Harkamtibmas Dari Masa Kemasa https://ift.tt/eA8V8J
Tribratanews.kepri.polri.go.id – Security and public order atau lebih dikenal keamanan dan ketertiban masyarakat merupakan kebutuhan azasi. Tidak akan pernah kita temui dinegara manapun yang tidak memperhatikan kemanan dan ketertiban masyarakatnya. Kata kunci dari berjalannya keamanan dan ketertiban masyarakat dengan baik ialah manakala keamanan dan ketertiban masyarakat itu sendiri terpelihara.
Pemeliharaan ini juga tidak setiap saat mulus berjalan tanpa hambatan, tapi dari sekian banyak harkamtibmas yang kita dengar dan saksikan kerapkali terganggu akibat gangguan bahkan akibat perbuatan jahat yang dilakukan oleh para lawan harkamtibmas itu sendiri.
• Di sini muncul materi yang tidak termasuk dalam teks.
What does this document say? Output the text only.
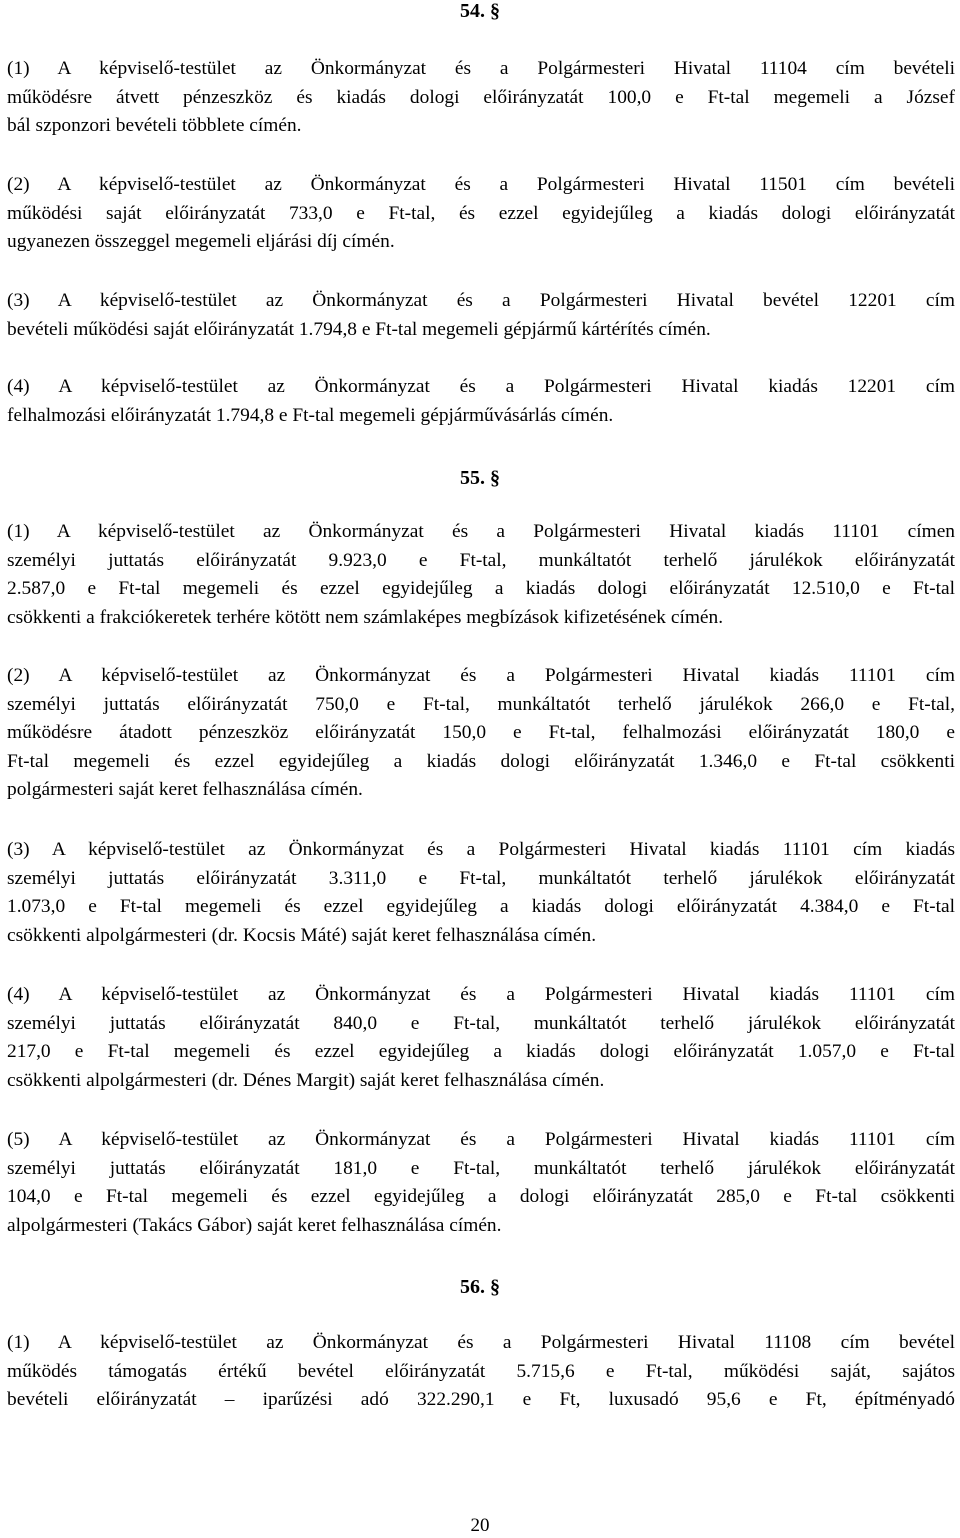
54. §

(1) A képviselő-testület az Önkormányzat és a Polgármesteri Hivatal 11104 cím bevételi
működésre átvett pénzeszköz és kiadás dologi előirányzatát 100,0 e Ft-tal megemeli a József
bál szponzori bevételi többlete címén.

(2) A képviselő-testület az Önkormányzat és a Polgármesteri Hivatal 11501 cím bevételi
működési saját előirányzatát 733,0 e Ft-tal, és ezzel egyidejűleg a kiadás dologi előirányzatát
ugyanezen összeggel megemeli eljárási díj címén.

(3) A képviselő-testület az Önkormányzat és a Polgármesteri Hivatal bevétel 12201 cím
bevételi működési saját előirányzatát 1.794,8 e Ft-tal megemeli gépjármű kártérítés címén.

(4) A képviselő-testület az Önkormányzat és a Polgármesteri Hivatal kiadás 12201 cím
felhalmozási előirányzatát 1.794,8 e Ft-tal megemeli gépjárművásárlás címén.

55. §

(1) A képviselő-testület az Önkormányzat és a Polgármesteri Hivatal kiadás 11101 címen
személyi juttatás előirányzatát 9.923,0 e Ft-tal, munkáltatót terhelő járulékok előirányzatát
2.587,0 e Ft-tal megemeli és ezzel egyidejűleg a kiadás dologi előirányzatát 12.510,0 e Ft-tal
csökkenti a frakciókeretek terhére kötött nem számlaképes megbízások kifizetésének címén.

(2) A képviselő-testület az Önkormányzat és a Polgármesteri Hivatal kiadás 11101 cím
személyi juttatás előirányzatát 750,0 e Ft-tal, munkáltatót terhelő járulékok 266,0 e Ft-tal,
működésre átadott pénzeszköz előirányzatát 150,0 e Ft-tal, felhalmozási előirányzatát 180,0 e
Ft-tal megemeli és ezzel egyidejűleg a kiadás dologi előirányzatát 1.346,0 e Ft-tal csökkenti
polgármesteri saját keret felhasználása címén.

(3) A képviselő-testület az Önkormányzat és a Polgármesteri Hivatal kiadás 11101 cím kiadás
személyi juttatás előirányzatát 3.311,0 e Ft-tal, munkáltatót terhelő járulékok előirányzatát
1.073,0 e Ft-tal megemeli és ezzel egyidejűleg a kiadás dologi előirányzatát 4.384,0 e Ft-tal
csökkenti alpolgármesteri (dr. Kocsis Máté) saját keret felhasználása címén.

(4) A képviselő-testület az Önkormányzat és a Polgármesteri Hivatal kiadás 11101 cím
személyi juttatás előirányzatát 840,0 e Ft-tal, munkáltatót terhelő járulékok előirányzatát
217,0 e Ft-tal megemeli és ezzel egyidejűleg a kiadás dologi előirányzatát 1.057,0 e Ft-tal
csökkenti alpolgármesteri (dr. Dénes Margit) saját keret felhasználása címén.

(5) A képviselő-testület az Önkormányzat és a Polgármesteri Hivatal kiadás 11101 cím
személyi juttatás előirányzatát 181,0 e Ft-tal, munkáltatót terhelő járulékok előirányzatát
104,0 e Ft-tal megemeli és ezzel egyidejűleg a dologi előirányzatát 285,0 e Ft-tal csökkenti
alpolgármesteri (Takács Gábor) saját keret felhasználása címén.

56. §

(1) A képviselő-testület az Önkormányzat és a Polgármesteri Hivatal 11108 cím bevétel
működés támogatás értékű bevétel előirányzatát 5.715,6 e Ft-tal, működési saját, sajátos
bevételi előirányzatát – iparűzési adó 322.290,1 e Ft, luxusadó 95,6 e Ft, építményadó

20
Harkamtibmas dari masa kemasa sering berlawanan dengan kejahatan atau kriminalitas, kejahatan atau kriminalitas (crime) telah menjadi bagian yang inherent dalam sejarah kehidupan umat manusia sejak jaman dahulu hingga saat ini. Menurut sosiolog Emille Durkheim, kejahatan itu normal ada di semua masyarakat dan hampir tidak mungkin menghilangkan kejahatan dalam masyarakat.
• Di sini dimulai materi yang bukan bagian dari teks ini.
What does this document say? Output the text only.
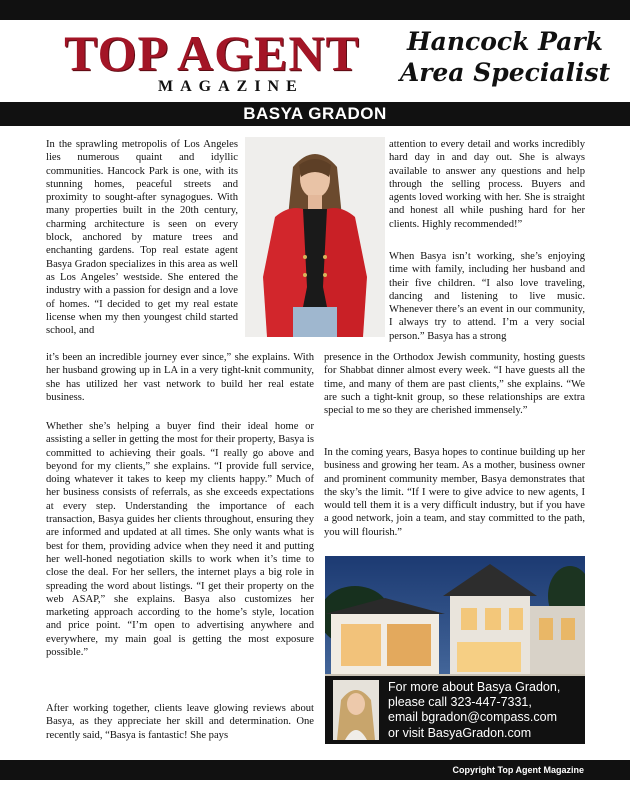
TOP AGENT
MAGAZINE
Hancock Park
Area Specialist
BASYA GRADON

In the sprawling metropolis of Los Angeles lies numerous quaint and idyllic communities. Hancock Park is one, with its stunning homes, peaceful streets and proximity to sought-after synagogues. With many properties built in the 20th century, charming architecture is seen on every block, anchored by mature trees and enchanting gardens. Top real estate agent Basya Gradon specializes in this area as well as Los Angeles’ westside. She entered the industry with a passion for design and a love of homes. “I decided to get my real estate license when my then youngest child started school, and

it’s been an incredible journey ever since,” she explains. With her husband growing up in LA in a very tight-knit community, she has utilized her vast network to build her real estate business.

Whether she’s helping a buyer find their ideal home or assisting a seller in getting the most for their property, Basya is committed to achieving their goals. “I really go above and beyond for my clients,” she explains. “I provide full service, doing whatever it takes to keep my clients happy.” Much of her business consists of referrals, as she exceeds expectations at every step. Understanding the importance of each transaction, Basya guides her clients throughout, ensuring they are informed and updated at all times. She only wants what is best for them, providing advice when they need it and putting her well-honed negotiation skills to work when it’s time to close the deal. For her sellers, the internet plays a big role in spreading the word about listings. “I get their property on the web ASAP,” she explains. Basya also customizes her marketing approach according to the home’s style, location and price point. “I’m open to advertising anywhere and everywhere, my main goal is getting the most exposure possible.”

After working together, clients leave glowing reviews about Basya, as they appreciate her skill and determination. One recently said, “Basya is fantastic! She pays

attention to every detail and works incredibly hard day in and day out. She is always available to answer any questions and help through the selling process. Buyers and agents loved working with her. She is straight and honest all while pushing hard for her clients. Highly recommended!”

When Basya isn’t working, she’s enjoying time with family, including her husband and their five children. “I also love traveling, dancing and listening to live music. Whenever there’s an event in our community, I always try to attend. I’m a very social person.” Basya has a strong

presence in the Orthodox Jewish community, hosting guests for Shabbat dinner almost every week. “I have guests all the time, and many of them are past clients,” she explains. “We are such a tight-knit group, so these relationships are extra special to me so they are cherished immensely.”

In the coming years, Basya hopes to continue building up her business and growing her team. As a mother, business owner and prominent community member, Basya demonstrates that the sky’s the limit. “If I were to give advice to new agents, I would tell them it is a very difficult industry, but if you have a good network, join a team, and stay committed to the path, you will flourish.”

For more about Basya Gradon,
please call 323-447-7331,
email bgradon@compass.com
or visit BasyaGradon.com
Copyright Top Agent Magazine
Jenis dan bentuk kejahatan selalu berkembang dari waktu ke waktu seiring dengan dinamika sosial yang berkembang dalam masyarakat. Pola dan modus kejahatan juga kian berkembang sebagai dampak kemajuan teknologi. Kompleksitas gangguan keamanan saat ini tidak lagi bersifat konvensional, namun telah berkembang dalam bentuk-bentuk kejahatan lintas negara (transnational crimes), seperti pembajakan (piracy), kejahatan pencucian uang (money laundering), perdagangan gelap narkotika dan senjata (illicit drugs and arm), perdagangan manusia (trafficking-in persons), penyelundupan barang (smuggling), kejahatan mayantara (cyber crime), illegal logging, illegal mining, illegal fishing hingga berkembangnya jaringan terorisme internasional.
Dalama dunia kepolisian kejahatan dibagi dalam 4 (empat) golongan / jenis yaitu kejahatan konvensional, seperti kejahatan jalanan, premanisme, banditisme, perjudian dll; kejahatan transnasional, yaitu : terorisme, illicit drugs trafficking, trafficking in persons, money loundering, sea piracy and armed robbery at sea, arms smuggling, cyber crime dan international economic crime; kejahatan terhadap kekayaan negara seperti korupsi, illegal logging, illegal fishing, illegal mining, penyelundupan barang, penggelapan pajak, penyelundupan BBM; dan Kejahatan yang berimplikasi kontijensi adalah : SARA, separatisme, konflik horizontal dan vertikal, unjuk rasa anarkis, dan lain-lain.
Keempat golongan kejahatan inilah yang menjadi musuh harkamtibmas, bila salah satu saja dari keempat golongan kejahatan tersebut terjadi,maka bisa dikataan bahwa harkamtibmas terganggu. Oleh karna itu berbagai upaya dilakukan agar harkamtibmas tetap terjaga yang salah satunya adalah pencegahan kejahatan.
Untuk memahami konsep dari pencegahan kejahatan, kita tidak boleh terjebak pada makna kejahatannya, melainkan pada kata pencegahan. Para ahli mencoba mengupas konsep dari pencegahan (prevention) dengan memecah katanya menjadi dua bagian, yaitu prediksi (prediction) dan intervensi (intervention). Hal ini dapat dikatakan bahwa untuk mencegah terjadinya sesuatu tindak kejahatan, yang pertama sekali harus dilakukan adalah memprediksi kemungkinan dari tempat dan waktu terjadinya, dan kemudian menerapkan intervensi yang tepat pada titik perkiraannya.